L’ultime frontière ?

couverture-nc2b052Il pourrait sembler un peu décalé de parler de neige et de glace alors que tout le monde ne parle que de réchauffement climatique. Et pourtant, même si le climat mondial était bouleversé de fond en comble, il resterait toujours, de toute façon, des régions enneigées, des domaines où la glace, la banquise, les icebergs continueraient de régner. Raison de plus, donc, pour que la Géographie se penche sur la question et dresse une sorte d’états des lieux. Mais ces lieux précisément sont multiples et tout à fait étonnants.
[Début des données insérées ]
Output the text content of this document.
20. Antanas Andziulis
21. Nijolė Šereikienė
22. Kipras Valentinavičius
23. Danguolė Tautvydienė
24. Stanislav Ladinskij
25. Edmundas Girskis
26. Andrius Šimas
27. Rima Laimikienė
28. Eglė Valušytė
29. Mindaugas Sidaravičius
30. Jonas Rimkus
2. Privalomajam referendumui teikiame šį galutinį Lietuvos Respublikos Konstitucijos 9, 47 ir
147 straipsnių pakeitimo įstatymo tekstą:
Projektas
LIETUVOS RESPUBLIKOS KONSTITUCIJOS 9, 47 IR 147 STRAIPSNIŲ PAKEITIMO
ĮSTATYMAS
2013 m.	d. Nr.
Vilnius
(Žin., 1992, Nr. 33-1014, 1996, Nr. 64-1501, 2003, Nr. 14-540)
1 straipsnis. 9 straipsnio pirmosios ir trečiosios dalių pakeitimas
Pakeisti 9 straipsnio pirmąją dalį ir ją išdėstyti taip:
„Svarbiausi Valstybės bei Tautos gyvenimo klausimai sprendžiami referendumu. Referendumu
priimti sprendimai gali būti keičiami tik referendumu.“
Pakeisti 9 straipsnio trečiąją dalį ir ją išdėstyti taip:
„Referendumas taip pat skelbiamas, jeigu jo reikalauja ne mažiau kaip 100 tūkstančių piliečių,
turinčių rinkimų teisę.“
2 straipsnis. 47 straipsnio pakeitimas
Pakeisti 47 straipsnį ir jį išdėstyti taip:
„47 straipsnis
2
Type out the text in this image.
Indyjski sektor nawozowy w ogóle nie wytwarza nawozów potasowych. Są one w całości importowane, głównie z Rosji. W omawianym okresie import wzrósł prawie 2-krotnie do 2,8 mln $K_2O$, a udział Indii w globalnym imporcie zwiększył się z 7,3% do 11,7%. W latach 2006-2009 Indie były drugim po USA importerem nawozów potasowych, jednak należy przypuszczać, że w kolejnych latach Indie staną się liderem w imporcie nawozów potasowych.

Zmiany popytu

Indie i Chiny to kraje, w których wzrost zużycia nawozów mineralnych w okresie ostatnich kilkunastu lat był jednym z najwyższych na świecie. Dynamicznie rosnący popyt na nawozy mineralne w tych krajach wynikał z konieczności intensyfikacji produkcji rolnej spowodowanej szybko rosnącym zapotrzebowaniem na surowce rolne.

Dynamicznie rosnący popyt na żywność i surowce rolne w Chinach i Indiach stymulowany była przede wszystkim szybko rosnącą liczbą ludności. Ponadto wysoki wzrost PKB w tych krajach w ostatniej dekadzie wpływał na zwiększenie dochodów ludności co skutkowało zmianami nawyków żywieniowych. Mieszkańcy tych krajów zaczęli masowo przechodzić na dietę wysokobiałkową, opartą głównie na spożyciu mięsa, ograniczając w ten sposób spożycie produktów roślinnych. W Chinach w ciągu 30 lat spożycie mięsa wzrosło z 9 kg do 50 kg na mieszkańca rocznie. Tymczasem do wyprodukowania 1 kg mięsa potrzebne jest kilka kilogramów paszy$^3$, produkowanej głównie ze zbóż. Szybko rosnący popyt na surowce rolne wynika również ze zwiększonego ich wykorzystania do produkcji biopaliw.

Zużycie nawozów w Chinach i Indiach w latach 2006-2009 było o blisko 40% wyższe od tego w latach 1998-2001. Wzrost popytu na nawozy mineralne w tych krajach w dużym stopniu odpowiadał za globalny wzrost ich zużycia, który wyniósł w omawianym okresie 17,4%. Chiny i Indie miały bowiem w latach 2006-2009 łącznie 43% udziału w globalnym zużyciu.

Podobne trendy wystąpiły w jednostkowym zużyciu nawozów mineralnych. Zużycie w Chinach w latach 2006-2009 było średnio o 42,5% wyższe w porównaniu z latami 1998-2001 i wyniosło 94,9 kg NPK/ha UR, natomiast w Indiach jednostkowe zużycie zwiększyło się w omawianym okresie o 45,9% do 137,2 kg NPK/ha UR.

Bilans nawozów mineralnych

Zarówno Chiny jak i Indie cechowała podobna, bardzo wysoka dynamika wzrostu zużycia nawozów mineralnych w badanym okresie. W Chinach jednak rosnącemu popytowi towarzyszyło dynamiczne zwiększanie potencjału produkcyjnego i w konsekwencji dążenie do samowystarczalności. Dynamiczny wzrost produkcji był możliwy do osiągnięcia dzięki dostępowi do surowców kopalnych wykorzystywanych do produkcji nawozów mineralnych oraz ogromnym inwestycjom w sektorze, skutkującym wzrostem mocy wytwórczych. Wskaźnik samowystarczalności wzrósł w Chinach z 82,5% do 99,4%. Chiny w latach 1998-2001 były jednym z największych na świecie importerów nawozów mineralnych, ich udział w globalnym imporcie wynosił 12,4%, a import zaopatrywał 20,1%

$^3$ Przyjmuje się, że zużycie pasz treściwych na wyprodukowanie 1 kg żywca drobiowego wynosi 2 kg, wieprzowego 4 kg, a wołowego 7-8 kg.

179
Dans son roman la Nuit des Temps, René Barjavel imagine la découverte, sous la calotte glaciaire antarctique, des restes d’une brillante civilisation oubliée depuis des millénaires, et le passé le plus lointain ressurgit ainsi par l’entremise de la science. La glace devient alors la détentrice d’une mémoire extraordinaire, capable de défier le temps. Comment ne pas y voir une métaphore de la découverte, bien réelle celle-là, de la glaciologie dont nous parle Claude Lorius, récent lauréat du prix Blue Planet  ? Découverte d’autant plus importante qu’elle permet, actuellement, de mieux comprendre les principes du climat et les ressorts profonds de son évolution. L’étude de la glace nous permet ainsi de remonter le temps jusqu’à des horizons très lointains, la préhistoire et au-delà. C’est de cet «  au-delà  » que provient la momie découverte dans les Alpes voici quelques années, momie bien involontaire et qui nous replonge dans le quotidien des hommes d’une époque reculée certes, mais durant laquelle le froid apparaissait encore comme un adversaire redoutable et difficile à affronter. Que penser alors de l’explosion des stations de sports d’hiver, certaines de grand luxe, qui donnent l’impression d’avoir définitivement apprivoisé l’hiver et ses frimas  ? On pourrait tout aussi bien se demander, avec raison, «  où sont passées les neiges d’antan  ?  »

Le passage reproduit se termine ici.